Rob Catalano, Chief Engagement Officer, WorkTango

Rob Catalano Chief Engagement Officer, WorkTangoRob Catalano is passionate about helping companies succeed – by leveraging technology to make employees successful. With his unique experience in HR Technology as a founding employee of Achievers, Rob co-founded WorkTango – software that helps give employees a voice and leaders actionable insight. He has recently been named as a 2018 Top Global Employee Engagement Influencer and loves the opportunity to connect with passionate HR leaders across the globe. He is an avid hockey and volleyball player, traveler, and in his own terms a ‘pointaholic’ – he collects loyalty points for everything and anything! You can reach him at rob@worktango.io or @RobCatalano on twitter.


What does organizational culture mean to you?

I think culture isn’t forced, it isn’t defined by the fact, rather, it’s the product of the environment you create in an organization based on your values and the experiences you create for employees.

To me, organizational culture means establishing a place where employees are a) collectively passionate and b) enabled to live their passion. At WorkTango, we don’t have a mission, because missions end. We have a passion because passions live forever, and we want to encourage an organizational culture that stems from a central passion that powers the organization, fuelling it with purpose, values, and vitality and uniting employees and customers.

The second part of having an organizational culture is ensuring that employees can act on their passion. If employees are given the autonomy to act according to the values and philosophies your company sets, then I believe you’re creating a meaningful culture.

Great example at WorkTango is that we’ve created an environment where customer service is the core of what we believe in and are passionate about. Employees don’t have to ask for permission and are enabled to make sure that gets realized every day.

What are the major determinants of organizational culture?

Leadership and communication. There needs to be a vision of what a successful culture looks like and leadership needs to ensure that they build the right environment for it to succeed. Then it’s all about communicating it relentlessly. You can’t over-communicate the philosophy, vision, values or passion that you want your company to have.

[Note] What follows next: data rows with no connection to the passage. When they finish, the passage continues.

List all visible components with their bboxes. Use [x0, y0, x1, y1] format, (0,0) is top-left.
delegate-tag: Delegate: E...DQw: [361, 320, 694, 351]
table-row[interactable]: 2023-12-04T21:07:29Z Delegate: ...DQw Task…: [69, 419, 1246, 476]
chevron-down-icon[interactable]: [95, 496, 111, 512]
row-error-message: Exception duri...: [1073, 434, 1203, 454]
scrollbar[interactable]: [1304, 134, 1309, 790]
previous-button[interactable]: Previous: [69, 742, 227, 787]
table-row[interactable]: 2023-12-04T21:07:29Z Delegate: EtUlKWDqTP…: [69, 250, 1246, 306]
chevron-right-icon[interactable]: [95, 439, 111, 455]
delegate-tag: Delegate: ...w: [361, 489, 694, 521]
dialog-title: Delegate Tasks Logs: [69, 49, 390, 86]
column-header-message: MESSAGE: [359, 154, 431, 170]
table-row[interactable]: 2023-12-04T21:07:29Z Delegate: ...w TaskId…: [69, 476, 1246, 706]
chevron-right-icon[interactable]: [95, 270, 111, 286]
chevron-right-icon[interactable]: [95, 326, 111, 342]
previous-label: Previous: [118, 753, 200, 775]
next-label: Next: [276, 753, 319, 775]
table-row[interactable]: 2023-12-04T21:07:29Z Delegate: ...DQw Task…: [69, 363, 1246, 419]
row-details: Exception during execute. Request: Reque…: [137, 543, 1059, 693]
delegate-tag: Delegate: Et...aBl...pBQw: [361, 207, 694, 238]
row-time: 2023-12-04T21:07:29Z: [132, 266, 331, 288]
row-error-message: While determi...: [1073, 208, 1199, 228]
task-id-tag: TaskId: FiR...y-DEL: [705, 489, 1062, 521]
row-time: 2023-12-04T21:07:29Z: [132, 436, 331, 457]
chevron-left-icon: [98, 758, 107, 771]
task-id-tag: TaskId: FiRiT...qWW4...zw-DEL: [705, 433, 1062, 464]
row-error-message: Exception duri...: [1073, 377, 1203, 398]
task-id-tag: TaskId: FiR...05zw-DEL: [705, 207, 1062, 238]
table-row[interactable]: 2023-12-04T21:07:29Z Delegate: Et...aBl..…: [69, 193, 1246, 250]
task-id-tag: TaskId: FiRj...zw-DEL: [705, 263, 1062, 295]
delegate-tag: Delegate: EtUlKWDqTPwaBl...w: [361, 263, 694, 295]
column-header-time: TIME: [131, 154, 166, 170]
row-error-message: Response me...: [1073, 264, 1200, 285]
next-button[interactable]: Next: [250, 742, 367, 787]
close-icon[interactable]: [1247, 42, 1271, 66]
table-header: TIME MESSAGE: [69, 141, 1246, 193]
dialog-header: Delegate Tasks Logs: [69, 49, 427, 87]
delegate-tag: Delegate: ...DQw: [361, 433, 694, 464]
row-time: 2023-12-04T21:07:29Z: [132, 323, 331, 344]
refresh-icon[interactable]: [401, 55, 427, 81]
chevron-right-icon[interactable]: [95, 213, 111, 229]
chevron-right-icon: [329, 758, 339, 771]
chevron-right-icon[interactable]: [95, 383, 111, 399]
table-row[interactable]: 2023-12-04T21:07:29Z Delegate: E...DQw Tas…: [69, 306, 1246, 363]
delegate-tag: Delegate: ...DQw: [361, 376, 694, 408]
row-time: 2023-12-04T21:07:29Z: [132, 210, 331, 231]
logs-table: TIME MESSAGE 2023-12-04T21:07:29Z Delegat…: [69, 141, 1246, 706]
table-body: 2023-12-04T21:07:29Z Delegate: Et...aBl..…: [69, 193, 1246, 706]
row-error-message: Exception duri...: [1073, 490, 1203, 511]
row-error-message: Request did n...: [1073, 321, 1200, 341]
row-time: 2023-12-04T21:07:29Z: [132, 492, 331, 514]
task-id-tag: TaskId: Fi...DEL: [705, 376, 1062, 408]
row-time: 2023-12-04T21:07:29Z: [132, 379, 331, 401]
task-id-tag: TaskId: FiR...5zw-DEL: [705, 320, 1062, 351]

The other is people. Sounds weird, but you choose who gets on this journey. With the right people, things can take fold. The wrong people can cripple culture.

What is the role of employees in organizational culture?

Employees are the culture. Though the culture is largely originated and guided by the leadership team, organizational culture is expressed and only able to take shape through the employees. They are the ones who embody the passion of the company, exemplify it to the customers, and live it out in day-to-day office life. Employees inspire each other and hold each other accountable. Policies and values are only words in writing until the employees bring them to life. They are the ones who make the vision a reality, and their cooperation and enthusiasm can either make or break organizational culture.

What are the common problems associated with managing organizational culture?

One of the biggest challenges I’ve experienced is scaling culture. It’s easy to have a transparent, creative, and passionate team when there are only five people to consider and account for. However, when you grow to 50, 100, 200, this is where the challenge begins. I’ve personally lived through this many times and there has to be a conscious effort of adjusting things so you can continually create an environment where culture can thrive. This is especially true when you grow. It’s more complicated to both connect and unify when your team features employees from diverse cultural backgrounds, generations, time zones when they have different understandings of and definitions of success, collaboration, and communication. While all the employees may still be equally passionate and willing to work together, aligning and uniting them across so many levels can be a challenge.

What are the ways to innovate company culture? Any best practices to share.

Do it together. Innovate with intention and care, collectively. Involve your employees in the process of innovation and ask for their suggestions. Hear their collectives voice, understand where they’re coming from, how they’re experiencing things, and what they need to grow and succeed. When they are part of the process.

Be brutally honest. Make it the duty of everyone to be able to highlight when certain values or philosophies aren’t being met. Sit every six to 12 months and discuss it. Tell stories. Collectively get to where you want to be.